L´exécution de Martin Paul Samba, elle, n´a tout simplement pas été évoquée. Sur elle s´est abattue une assourdissante chape de silence. On peut d´ailleurs craindre qu´il en soit ainsi pendant longtemps encore. Martin Paul Samba semble en effet faire les frais des déboires de Pierre Désiré Engo. Dans la catégorie des dommages collatéraux. L´ancien ministre et directeur général de la Cnps lui avait dédié une fondation. Il sera accusé, par ses détracteurs, d´avoir récupéré un nom fédérateur et de s´en servir pour ses ambitions politiques. Et depuis qu´il est en prison, on ne parle guère plus de cette fondation que de la personne dont elle porte le nom. Héros, hier, Samba semble ainsi, aujourd’hui, évité comme la peste. Perçu comme la poisse. C´est vrai: à lui, comme à Douala Manga Bell, Ngosso Din et Madola, la qualité d´héros ou de nationaliste était déjà contestée par certains milieux. Lesquels voient plutôt en eux des modèles même de l´assimilé, qui se sont davantage opposés au colon allemand pour défendre leurs intérêts personnels. Ou, tout au plus, ceux de leur communauté immédiate.

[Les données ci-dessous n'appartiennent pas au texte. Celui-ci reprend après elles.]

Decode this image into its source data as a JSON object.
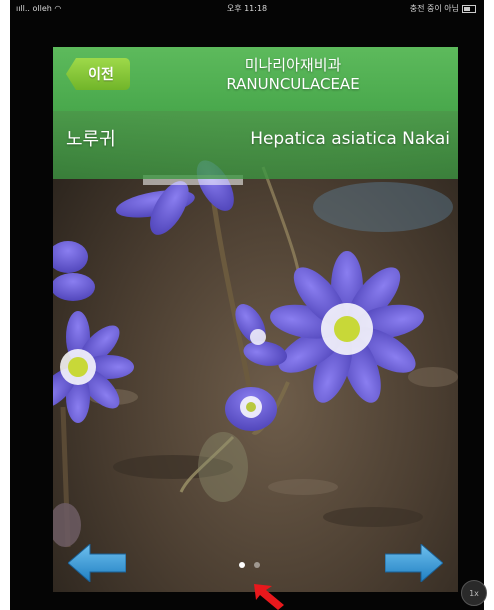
{
  "status_bar": {
    "carrier": "olleh",
    "time": "오후 11:18",
    "right_text": "충전 중이 아님"
  },
  "header": {
    "back_label": "이전",
    "family_korean": "미나리아재비과",
    "family_latin": "RANUNCULACEAE"
  },
  "species": {
    "korean": "노루귀",
    "latin": "Hepatica asiatica Nakai"
  },
  "pager": {
    "total": 2,
    "current": 1
  },
  "zoom_badge": "1x",
  "colors": {
    "header_green": "#5dba5c",
    "back_button_green": "#8fd040",
    "arrow_blue": "#2f8fcf",
    "flower_purple": "#5a4fc0",
    "pointer_red": "#e8181c"
  },
  "icons": {
    "back": "back-arrow-tag",
    "prev": "left-arrow-icon",
    "next": "right-arrow-icon",
    "pointer": "red-pointer-arrow"
  }
}
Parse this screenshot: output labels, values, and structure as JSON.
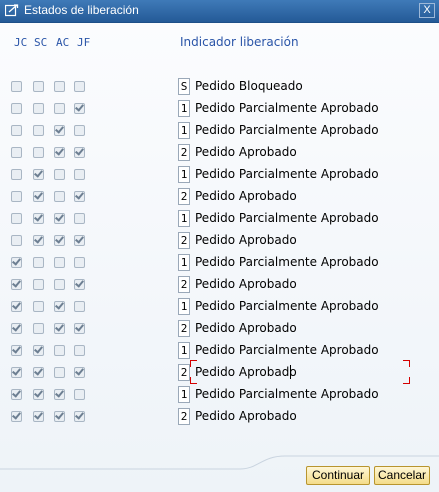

Peut-être bien. Mais cette critique a quelque chose de caricatural. En effet, peut-on considérer une personne comme un héros ou un nationaliste sans tenir compte de l´époque, du contexte dans lequel elle vit? De ce point de vue, qu´était le Kamerun (allemand), sinon une mosaïque de peuples divers? Et pour leurs chefs, qu´était la nation, sinon la communauté et le territoire sur lesquels ils régnaient? L´idée la plus partagée alors, d´un territoire et d´un peuple à l´autre, n´était-elle pas davantage celle de l´être humain que celle d’une nation camerounaise? S´opposer à l´impitoyable autorité allemande, en sachant qu´on risquait davantage de le payer de sa vie que d´avoir raison, relevait-il de la fanfaronnade, du courage ou de la déraison? Sans doute faut-il ramener Douala Manga Bell, Samba et les autres à leur dimension humaine. Mais la réserve, sinon l´indifférence, qu´on cultive à leur sujet ne procède pas de cette vision des choses. Etendue d´ailleurs à d´autres figures historiques, sinon à toutes, elle semble tenir d´une peur qui habite les dirigeants camerounais des quarante dernières années : se voir voler la vedette par des gens contre lesquels ils ne peuvent rien. Car ils ne sont plus là, et leur mort, pour la plupart, les rend invulnérables.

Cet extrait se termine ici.